Also known as the Mexican hairless breed of dog, the Xoloitzcuintli is believed to be the first animal domesticated in the Americas. It is mostly hairless, and can range in size from that of a Chihuahua to that of a Doberman. Archaeological evidence shows that they were kept by the Maya as early as 300 AD.

The Xolo is named for the Aztec god Xolotl (known as Pek to the Maya), whose earthly form was that of a dog. Xolotl was the twin of Quetzalcoatl, representing lightning and the planet Venus in its aspect as the evening star. It was also believed that he met souls after death and guided them to Mictlan, one of the lands of the dead. For this reason, many ancient burial sites contain Xoloitzcuintli figurines or actual sacrificed dogs.

The ancient Mexicans used the Xoloitzuintli for a variety of purposes. They were raised in herds for food, sacrifice, and sale at market. They were also good hunters, and kept for protection and companionship. As food, it was believed that they could cure arthritis and other ailments.

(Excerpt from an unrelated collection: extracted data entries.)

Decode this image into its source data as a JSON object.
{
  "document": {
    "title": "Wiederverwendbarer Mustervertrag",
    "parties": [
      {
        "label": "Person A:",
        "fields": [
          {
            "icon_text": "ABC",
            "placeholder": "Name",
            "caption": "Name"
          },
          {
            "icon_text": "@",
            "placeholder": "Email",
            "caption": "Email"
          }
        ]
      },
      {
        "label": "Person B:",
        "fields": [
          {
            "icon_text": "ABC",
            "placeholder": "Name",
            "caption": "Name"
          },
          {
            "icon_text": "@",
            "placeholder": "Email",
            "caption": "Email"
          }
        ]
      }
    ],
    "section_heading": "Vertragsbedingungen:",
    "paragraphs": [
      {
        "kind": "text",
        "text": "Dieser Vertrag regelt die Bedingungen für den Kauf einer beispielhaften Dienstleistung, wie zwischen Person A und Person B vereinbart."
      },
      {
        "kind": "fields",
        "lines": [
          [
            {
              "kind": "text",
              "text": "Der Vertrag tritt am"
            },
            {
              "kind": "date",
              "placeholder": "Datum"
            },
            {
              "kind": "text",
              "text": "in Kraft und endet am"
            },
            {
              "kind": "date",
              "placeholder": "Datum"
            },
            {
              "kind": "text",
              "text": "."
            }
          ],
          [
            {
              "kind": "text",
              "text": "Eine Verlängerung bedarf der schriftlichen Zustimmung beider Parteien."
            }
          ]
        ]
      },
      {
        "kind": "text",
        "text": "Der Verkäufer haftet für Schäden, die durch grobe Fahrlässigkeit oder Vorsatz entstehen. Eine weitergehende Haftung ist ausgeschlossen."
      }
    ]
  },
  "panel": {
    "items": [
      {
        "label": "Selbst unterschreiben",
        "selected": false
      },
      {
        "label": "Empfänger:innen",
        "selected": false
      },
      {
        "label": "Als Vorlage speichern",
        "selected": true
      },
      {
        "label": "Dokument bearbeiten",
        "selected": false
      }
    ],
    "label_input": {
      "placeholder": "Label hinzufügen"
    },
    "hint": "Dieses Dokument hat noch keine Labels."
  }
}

Also, because of their lack of hair, they are very warm to the touch and were used as sleeping companions, as a living hot-water bottle for ailments or just to keep warm. An extremely cold night was a "three-dog night".

The Xoloitzuintli had nearly died out by 1956, when Norman Pelham Wright got his hands on a few pure specimens and began a breeding program. Today there are about 4000 in the world.

The name can also be spelled with an 'e' on the end, instead of an 'i'.